De Utopía a la Fobia Imágenes Sesgadas
من الطوبية إلى الفوبيا: نظرة مُحورة
Ahlam Sbaihat, Department of Translation, Faculty of Arts, Al-Isra Private University, Amman, Jordan.
Abstract
Middle East, the Holy Land that testified the birth of Jesus, the land of Bedouin known by the manliness, Arab courage and platonic love had been until the eighties of the nineteenth century the utopia, the imaginary world and the virtuous city never written by Plato but by the nineteen-century-orientalists plumes in their travel literature. This idealized world starts to be conversed through the European intervention at the end of the nineteenth century up to the middle of the twentieth century.
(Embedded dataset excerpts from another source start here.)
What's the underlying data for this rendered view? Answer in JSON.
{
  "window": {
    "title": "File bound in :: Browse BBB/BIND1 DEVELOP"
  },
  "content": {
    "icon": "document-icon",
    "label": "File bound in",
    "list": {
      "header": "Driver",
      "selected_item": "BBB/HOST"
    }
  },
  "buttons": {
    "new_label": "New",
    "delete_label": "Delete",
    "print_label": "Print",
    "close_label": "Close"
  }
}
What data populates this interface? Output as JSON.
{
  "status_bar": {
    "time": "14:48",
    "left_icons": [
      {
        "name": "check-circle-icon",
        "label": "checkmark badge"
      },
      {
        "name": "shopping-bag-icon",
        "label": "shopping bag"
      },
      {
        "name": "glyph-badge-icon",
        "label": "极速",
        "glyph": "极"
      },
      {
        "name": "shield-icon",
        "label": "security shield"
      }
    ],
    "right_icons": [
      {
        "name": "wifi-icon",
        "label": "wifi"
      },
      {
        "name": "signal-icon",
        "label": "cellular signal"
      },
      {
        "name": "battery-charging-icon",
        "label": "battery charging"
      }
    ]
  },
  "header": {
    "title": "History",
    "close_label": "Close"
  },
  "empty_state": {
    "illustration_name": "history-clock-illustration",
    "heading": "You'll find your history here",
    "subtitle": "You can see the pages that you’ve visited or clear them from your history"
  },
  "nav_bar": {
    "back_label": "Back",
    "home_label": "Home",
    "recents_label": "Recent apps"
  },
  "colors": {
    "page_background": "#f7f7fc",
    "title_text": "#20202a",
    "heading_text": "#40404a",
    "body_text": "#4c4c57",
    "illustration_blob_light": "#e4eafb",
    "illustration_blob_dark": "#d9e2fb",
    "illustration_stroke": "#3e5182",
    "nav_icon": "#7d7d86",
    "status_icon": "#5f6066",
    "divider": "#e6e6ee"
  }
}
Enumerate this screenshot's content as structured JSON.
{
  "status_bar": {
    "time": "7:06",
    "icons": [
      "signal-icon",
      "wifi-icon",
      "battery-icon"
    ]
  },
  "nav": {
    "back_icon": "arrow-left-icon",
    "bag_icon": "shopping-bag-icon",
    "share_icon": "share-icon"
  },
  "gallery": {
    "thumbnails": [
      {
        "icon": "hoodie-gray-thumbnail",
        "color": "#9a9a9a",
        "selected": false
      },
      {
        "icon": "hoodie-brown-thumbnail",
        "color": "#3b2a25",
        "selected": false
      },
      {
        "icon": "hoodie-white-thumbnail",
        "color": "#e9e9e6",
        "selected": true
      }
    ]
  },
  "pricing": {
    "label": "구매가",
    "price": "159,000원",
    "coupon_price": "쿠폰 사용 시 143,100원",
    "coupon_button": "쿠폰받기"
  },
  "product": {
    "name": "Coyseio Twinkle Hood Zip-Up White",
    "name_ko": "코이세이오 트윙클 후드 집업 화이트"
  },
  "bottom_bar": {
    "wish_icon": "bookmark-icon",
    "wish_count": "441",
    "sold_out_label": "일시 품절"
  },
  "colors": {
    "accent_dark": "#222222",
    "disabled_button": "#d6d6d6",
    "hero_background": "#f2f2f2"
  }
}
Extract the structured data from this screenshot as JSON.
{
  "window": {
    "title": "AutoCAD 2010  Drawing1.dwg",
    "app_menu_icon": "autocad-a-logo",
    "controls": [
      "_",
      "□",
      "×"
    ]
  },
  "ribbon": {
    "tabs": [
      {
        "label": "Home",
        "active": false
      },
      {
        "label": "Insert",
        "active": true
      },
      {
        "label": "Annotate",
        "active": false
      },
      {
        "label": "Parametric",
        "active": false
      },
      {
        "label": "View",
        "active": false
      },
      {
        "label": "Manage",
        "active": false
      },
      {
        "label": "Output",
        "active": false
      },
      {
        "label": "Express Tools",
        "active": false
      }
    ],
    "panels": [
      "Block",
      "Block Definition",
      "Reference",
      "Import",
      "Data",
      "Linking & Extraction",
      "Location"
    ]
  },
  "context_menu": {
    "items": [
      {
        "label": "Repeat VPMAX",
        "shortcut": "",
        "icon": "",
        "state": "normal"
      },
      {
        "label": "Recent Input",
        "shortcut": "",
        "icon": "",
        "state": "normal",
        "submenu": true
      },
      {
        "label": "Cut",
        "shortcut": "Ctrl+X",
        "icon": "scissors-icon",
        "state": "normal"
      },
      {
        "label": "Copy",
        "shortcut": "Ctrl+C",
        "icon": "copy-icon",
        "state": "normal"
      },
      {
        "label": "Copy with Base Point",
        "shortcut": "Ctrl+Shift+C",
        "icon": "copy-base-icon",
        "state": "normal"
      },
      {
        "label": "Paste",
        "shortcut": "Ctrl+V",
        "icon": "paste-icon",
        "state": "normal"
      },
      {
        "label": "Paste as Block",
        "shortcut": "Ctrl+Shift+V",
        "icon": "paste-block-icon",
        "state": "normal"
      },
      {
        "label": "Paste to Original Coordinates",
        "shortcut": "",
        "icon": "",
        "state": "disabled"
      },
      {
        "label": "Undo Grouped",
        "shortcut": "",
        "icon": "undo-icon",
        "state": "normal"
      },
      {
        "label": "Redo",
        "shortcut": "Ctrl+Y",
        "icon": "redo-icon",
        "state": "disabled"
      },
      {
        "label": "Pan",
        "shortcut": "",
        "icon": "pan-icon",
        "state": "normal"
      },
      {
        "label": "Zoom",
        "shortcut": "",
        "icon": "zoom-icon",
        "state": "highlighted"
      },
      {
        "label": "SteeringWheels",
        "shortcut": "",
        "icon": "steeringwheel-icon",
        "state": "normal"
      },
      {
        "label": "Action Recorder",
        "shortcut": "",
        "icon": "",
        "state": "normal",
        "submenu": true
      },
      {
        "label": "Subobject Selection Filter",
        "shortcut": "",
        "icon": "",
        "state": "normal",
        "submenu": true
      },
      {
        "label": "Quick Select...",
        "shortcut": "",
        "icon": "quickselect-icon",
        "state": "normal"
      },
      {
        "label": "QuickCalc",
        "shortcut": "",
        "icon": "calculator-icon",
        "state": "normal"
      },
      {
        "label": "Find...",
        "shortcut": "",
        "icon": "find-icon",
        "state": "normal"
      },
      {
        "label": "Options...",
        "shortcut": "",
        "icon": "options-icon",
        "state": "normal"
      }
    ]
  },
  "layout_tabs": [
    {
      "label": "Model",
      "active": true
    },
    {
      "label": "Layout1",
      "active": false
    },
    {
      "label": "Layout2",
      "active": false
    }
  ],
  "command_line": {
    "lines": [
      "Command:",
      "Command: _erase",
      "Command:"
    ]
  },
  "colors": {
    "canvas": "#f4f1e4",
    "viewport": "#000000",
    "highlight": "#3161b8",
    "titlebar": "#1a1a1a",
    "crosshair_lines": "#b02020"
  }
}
In this epoch, the religious, political, economical and social atmosphere represented by the ottoman despotism, public disorders and conflicts among the religious schools and their influences on the governmental regime were the cause of the decadence in the Muslim countries and in Middle East. More precisely, this stereotype was created into an occidental tendency to show Islam as an agitated way that leads Middle East to the abyss, so the features more drawn by the orientalists were embodied in the sectarianism, immobilism and despotism. This stereotype must justify the intervention of the reformer powers in the region. Especially when the science mind, human rights and decolonization tend start to rule the life and the mind of the European nations.